Watching his pitches in slow motion is really awesome, and, if he pitches in the All-Star Game, his catcher is really going to be “in hell”.
“It Happens Every Spring”
(Though Kelly was a cheat.)
I remember Phil Niekro being on a few All-Star teams but didn’t get to pitch in the game because no one on the roster could catch his knuckleball.
[I was a pitcher in my younger days, and have perhaps thrown a dozen or fewer perfect knuckleballs (out of hundreds of attempts), but Ill never forget what it looks like. Your jaw drops because its hard to believe what your eyes have just seen. I never had to try to hit a good knuckleball pitcher.]
I used to help train my younger brother in high school,he was really pretty good. A good knuckleball is a sight to behold, a bad one sails over the fence.
Yeah, I doubt Mirabelli will be playing.
You mean until you’ve actually CAUGHT a knuckleball...
Ain't it the truth. And the difference between a decent knuckleball and a bad one is slim. Just a 1/2 a rotation or so.
Very happy for him. As others have stated, he’s a great human being. A real gamer, too. He’s been asked to do pretty much everything and anything and he always steps up. Chews up innings (most of the time) so they don’t have to dip into middle relief any more than they have to.
I have yet to see him on Charlie Moore’s show but I hear it’s about as fun as it can get watching someone fish.
Joe Mauer of the Twins will be starting catcher.
I believe they have a knuckleballer on the pitching staff.
I have caught them playing catch, but never behind the plate in a real game. And now that I think about it, catching a good knuckleballer would be a daunting task. I do think though that the actual joy of watching that sucker wiggle is best viewed from the mound. :)

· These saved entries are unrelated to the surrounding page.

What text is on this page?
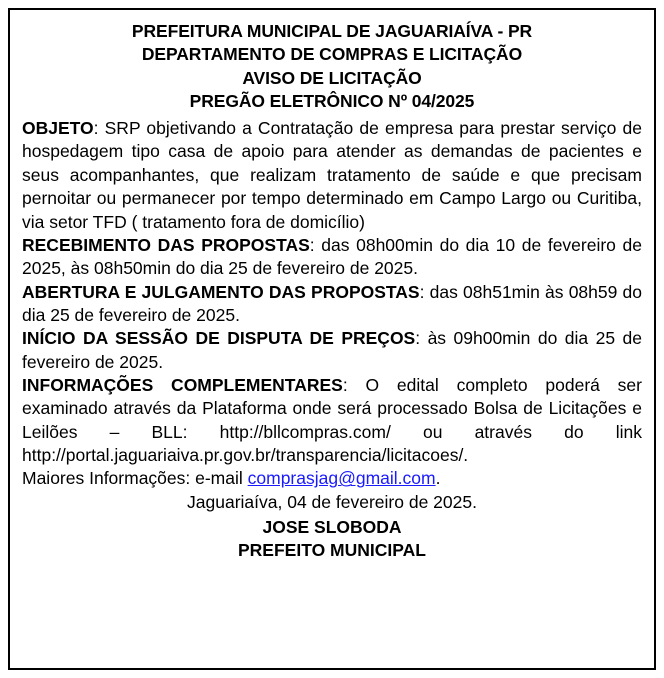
PREFEITURA MUNICIPAL DE JAGUARIAÍVA - PR
DEPARTAMENTO DE COMPRAS E LICITAÇÃO
AVISO DE LICITAÇÃO
PREGÃO ELETRÔNICO Nº 04/2025

OBJETO: SRP objetivando a Contratação de empresa para prestar serviço de hospedagem tipo casa de apoio para atender as demandas de pacientes e seus acompanhantes, que realizam tratamento de saúde e que precisam pernoitar ou permanecer por tempo determinado em Campo Largo ou Curitiba, via setor TFD ( tratamento fora de domicílio)

RECEBIMENTO DAS PROPOSTAS: das 08h00min do dia 10 de fevereiro de 2025, às 08h50min do dia 25 de fevereiro de 2025.

ABERTURA E JULGAMENTO DAS PROPOSTAS: das 08h51min às 08h59 do dia 25 de fevereiro de 2025.

INÍCIO DA SESSÃO DE DISPUTA DE PREÇOS: às 09h00min do dia 25 de fevereiro de 2025.

INFORMAÇÕES COMPLEMENTARES: O edital completo poderá ser examinado através da Plataforma onde será processado Bolsa de Licitações e Leilões – BLL: http://bllcompras.com/ ou através do link http://portal.jaguariaiva.pr.gov.br/transparencia/licitacoes/.

Maiores Informações: e-mail comprasjag@gmail.com.

Jaguariaíva, 04 de fevereiro de 2025.

JOSE SLOBODA
PREFEITO MUNICIPAL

Here you go: http://www.knuckleballhq.com/
I can still throw a devastating knuckleball. Trouble is, it only travels 59 feet.
I can throw a doozy knuckler with a 12 inch softball, but I have tried several grips and can’t do very well with a baseball.
For the Red Sox Wakefield has been everything. He has started, worked long and short relief and has been the closer. And they got him off waivers. What a deal.
And his contract is like none other in baseball. Basically its a handshake, 1 year deal $5 million per. If he’s up to it, he comes back. If Sox say enough’s enough, he retires.
Well said, misterrob. Congratulations to good-guy Tim Wakefield! I'm so happy for him...
The perfect pitch in baseball, and seen far too infrequently! I give you.... The knuckle ball!
I’ve only batted against one person who could throw one... It was like chasing a mouse!
Two quotes: “The easiest way to catch a knuckleball is to wait for it to stop rolling and then pick it up.” -???
“You don’t want a knuckleballer pitching to or for your team.” - a paraphrase from Tommy Lasorda
That is one great thing about knuckleballers, the wear and tear on their arm is much less than other pitchers so they have longevity both in playing years and innings pitched per game.
It should be fun watching Wake baffle them in the All Star game. :-)
We had a catcher (which one escapes me at the moment) who had a special glove for knuckleballers that I thought was some sort of gag when first I saw it. Thing was enormous. And it wasn't big enough.
Bob Uecker said it: “The way to catch a knuckleball is to wait until it stops rolling and then pick it up.”
--- Bob Uecker
Remember when Dante Bichet (sp?) tried to learn the knuckleball? Poor devil - it just didnt work out.
Very happy for Wake. Class act.
Must've been before Tom Candiotti won 50+ games for him from 92-96. He never had a winning record for him, though. I wonder if Piazza had to catch for him.
Oops - forgot to close the tag.
My left-handed mit was an RBG 36 Dale Murphy signature. I had it from my softball days through my youth baseball coaching days. My sons had no idea who he was. For a while he was the only decent player in Atlanta.